Alcuni buchi neri potrebbero essere molto più vicini alla Terra di quello che pensavamo
Un recente studio ha scovato nell’ammasso delle Iadi i buchi neri più vicina alla Terra, riducendo di oltre 10 volte la distanza minima di un buco nero dal nostro pianeta.
Quest’estate è stato pubblicato su Monthly Notices of the Royal Astronomical Society un innovativo studio che, se confermato, porterebbe ad una riduzione drastica della nostra distanza dai primi buchi neri.
Infatti fino a pochi mesi fa si credeva che il buco nero più vicino al Sistema Solare si trovasse a circa 1600 anni luce da noi e si trattasse di Gaia BH1, un sistema binario composto da una stella di tipo spettrale G nella sequenza principale e da un buco nero di massa stellare, ovvero un buco nero che si forma dal collasso gravitazionale di una stella massiccia alla fine della sua evoluzione, quando la stella da luogo all’esplosione di una supernova o un gamma ray burst.
Nuovi risultati aprono scenari ben diversi
Secondo il recente studio invece, i buchi neri più vicini si trovano ad appena 150 anni luce da noi, nell’ammasso delle Iadi, un brillante ammasso stellare aperto visibile nella costellazione del Toro, che è anche il più vicino ammasso stellare aperto.
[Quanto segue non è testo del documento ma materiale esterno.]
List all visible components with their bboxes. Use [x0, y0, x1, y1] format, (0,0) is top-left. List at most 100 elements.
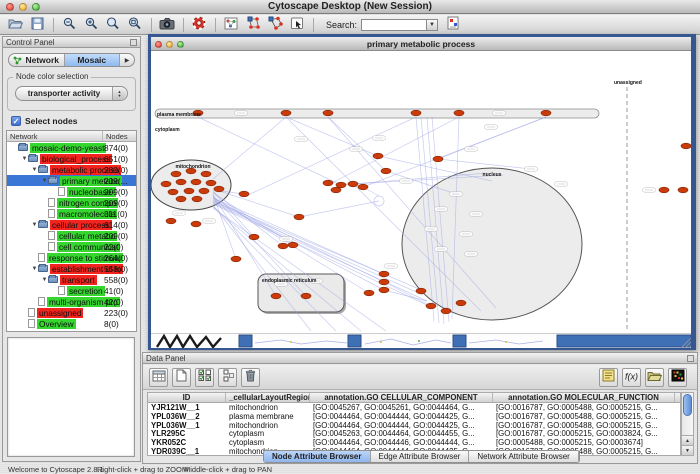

Un ammasso aperto è un gruppo composto da centinaia di stelle ancora unite dalla reciproca attrazione gravitazionale, che hanno avuto origine in maniera pressoché simultanea da una nube molecolare gigante. Si trovano solo all’interno del disco galattico e per questo motivo vengono chiamati anche ammassi galattici.
Al momento quella dei ricercatori è ancora una ipotesi, pare però che grazie ad una serie di simulazioni N-body la migliore corrispondenza tra osservazioni e simulazioni la si ottiene inserendo al centro dell’ammasso stellare alcuni buchi neri.
Le osservazioni con cui sono state confrontate le simulazioni sono quelle ottenute dal satellite Gaia dell’Agenzia Spaziale Europea (ESA).
La missione Gaia e le sue osservazioni accurate
La missione Gaia ha proprio lo scopo di ottenere una mappa tridimensionale della nostra galassia, svelandone la composizione, la formazione e l’evoluzione. Nei suoi quasi 10 anni di osservazioni Gaia ha scansionato continuamente tutto il cielo grazie agli innovativi strumenti in sua dotazione, tra cui due telescopi con campi di vista diversi e piano focale in comune, una serie di specchi e più di cento CCD che corrispondono a quasi un miliardo di pixel, tutto questo per poter effettuare misure di astrometria di altissima precisione, duecento volte maggiore rispetto a quelli del suo predecessore Hipparcos.
È proprio grazie a queste misure incredibilmente accurate che i ricercatori hanno scoperto che per ottenere un buon riscontro tra questi dati e quelli simulati è necessario che nell’ammasso siano presenti due o tre buchi neri, il che li renderebbe i più vicini a noi tra quelli ad ora conosciuti.
Al momento non siamo stati ancora in grado di osservare questi buchi neri, ma se dovessero venirsi a formare sistemi binari tra una stella e un buco nero si potrebbero avere evidenze della loro presenza dal moto della stella compagna. Non resta quindi che effettuare nuove osservazioni per confermare o smentire questa nuova teoria.